While studying biomedical engineering, Graham was building a few medical devices alongside UVA physicians and local startups, but was always on the lookout for new, interesting projects or people with which to work. That path led him to meet UVA classmate Alexander Olesen and the duo together founded Babylon Micro-Farms, a Richmond-based company that helps companies grow produce hydroponically on-site, often right in their cafeteria.
The company started in 2017, the year before Smith graduated from the Engineering School. Babylon Farms originally aimed to use hydroponics — a method where plants are grown entirely in water, with a much smaller physical footprint — as a lower-cost, rapidly deployable way to feed refugees facing food insecurity.
For Smith, who described himself as a “tinkerer” and as an engineering generalist, the decision to pursue the start-up was perfect.

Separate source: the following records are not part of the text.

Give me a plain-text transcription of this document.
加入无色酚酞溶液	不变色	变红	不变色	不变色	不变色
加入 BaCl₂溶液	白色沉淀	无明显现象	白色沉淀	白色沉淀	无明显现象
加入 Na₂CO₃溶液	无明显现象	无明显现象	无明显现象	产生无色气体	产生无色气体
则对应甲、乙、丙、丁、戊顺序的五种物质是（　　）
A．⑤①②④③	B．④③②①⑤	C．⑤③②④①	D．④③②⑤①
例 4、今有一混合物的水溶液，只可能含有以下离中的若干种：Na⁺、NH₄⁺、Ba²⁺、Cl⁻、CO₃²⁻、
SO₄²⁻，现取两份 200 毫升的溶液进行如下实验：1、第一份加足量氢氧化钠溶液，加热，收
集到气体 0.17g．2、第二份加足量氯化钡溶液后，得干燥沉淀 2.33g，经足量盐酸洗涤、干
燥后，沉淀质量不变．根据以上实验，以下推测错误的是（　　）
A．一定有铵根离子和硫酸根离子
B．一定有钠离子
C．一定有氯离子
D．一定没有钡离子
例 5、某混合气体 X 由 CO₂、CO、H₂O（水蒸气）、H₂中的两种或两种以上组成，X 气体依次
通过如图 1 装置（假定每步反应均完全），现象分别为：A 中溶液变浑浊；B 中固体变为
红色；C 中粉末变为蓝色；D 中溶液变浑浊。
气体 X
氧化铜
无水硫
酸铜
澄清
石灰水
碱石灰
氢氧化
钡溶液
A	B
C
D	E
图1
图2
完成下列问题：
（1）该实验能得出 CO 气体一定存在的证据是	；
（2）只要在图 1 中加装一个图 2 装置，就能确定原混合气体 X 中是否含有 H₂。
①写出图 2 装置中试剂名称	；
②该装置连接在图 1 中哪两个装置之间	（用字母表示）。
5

“Being a biomedical engineer can prepare you a little bit for a lot of things,” he said. “If I’d wanted to go on to work on prosthetics or something like that, I’d have needed to develop a different and more specialized skill set. But the Engineering School offers enough in the liberal arts and other areas that I could have broad interests. Being well-rounded works extremely well in entrepreneurship.”
Being well-rounded works extremely well in entrepreneurship.
The new start-up initially operated out of the iLab incubator at UVA’s Darden School of Business, before growing into an office in Charlottesville — just behind Bodo's Bagels on Preston Avenue — where they stayed for several years, employing staff and developing the business plan.
“Then we started scaling up pretty quickly at the end of our time in C-Ville,” Graham recalled. “We went from 10 to 30 people, then we moved to Richmond three years ago and have been sort of flat at 30 to 40 employees.”
As it grew, the company moved from ideation to commercialization and running the business. Looking for a more direct way to reach more people, Babylon Micro-Farms evolved its business model and developed a product: self-contained hydroponic growing facilities that a company can install and use right from their cafeteria.
“We modularized it,” Smith said. “We’ve iterated a few times to arrive at a stand-alone semi-automated on-site farm for businesses. Those iterations have made it much easier for the end user to use, and made it easier for us to build and remotely support. It’s brought down cost, and we’ve built quite a bit of tech into it so it isn’t as time-consuming for the people who maintain it.”
The result is that a diner might see the produce they’re about to eat actually growing in a cafeteria, or try new varieties that they normally wouldn’t have access to, the flavors often more pronounced because the ingredients are so fresh. The self-contained gardens also add green space to sometimes drab corporate eateries.
One of their first clients? The University of Virginia. As it grew, working with more partners, Babylon Micro-Farms also launched its STEM Garden to use hydroponics as an educational tool.
The growth has been the result of a lot of hard work, and Smith said his advice for engineering students who are interested in business is to nurture their own interests, even if it’s just by working on side-projects.
Continue to do your own projects on the side, because that can guide your next career move or it can be something you could build into a full-time career.
“It may not be realistic to tell everyone in school to go out and launch their own business, because you need structure, support and resources to do that,” he said. “But even if you’re about to leave school and get a more typical job for your field, continue to do your own projects on the side, because that can guide your next career move or it can be something you could build into a full-time career.”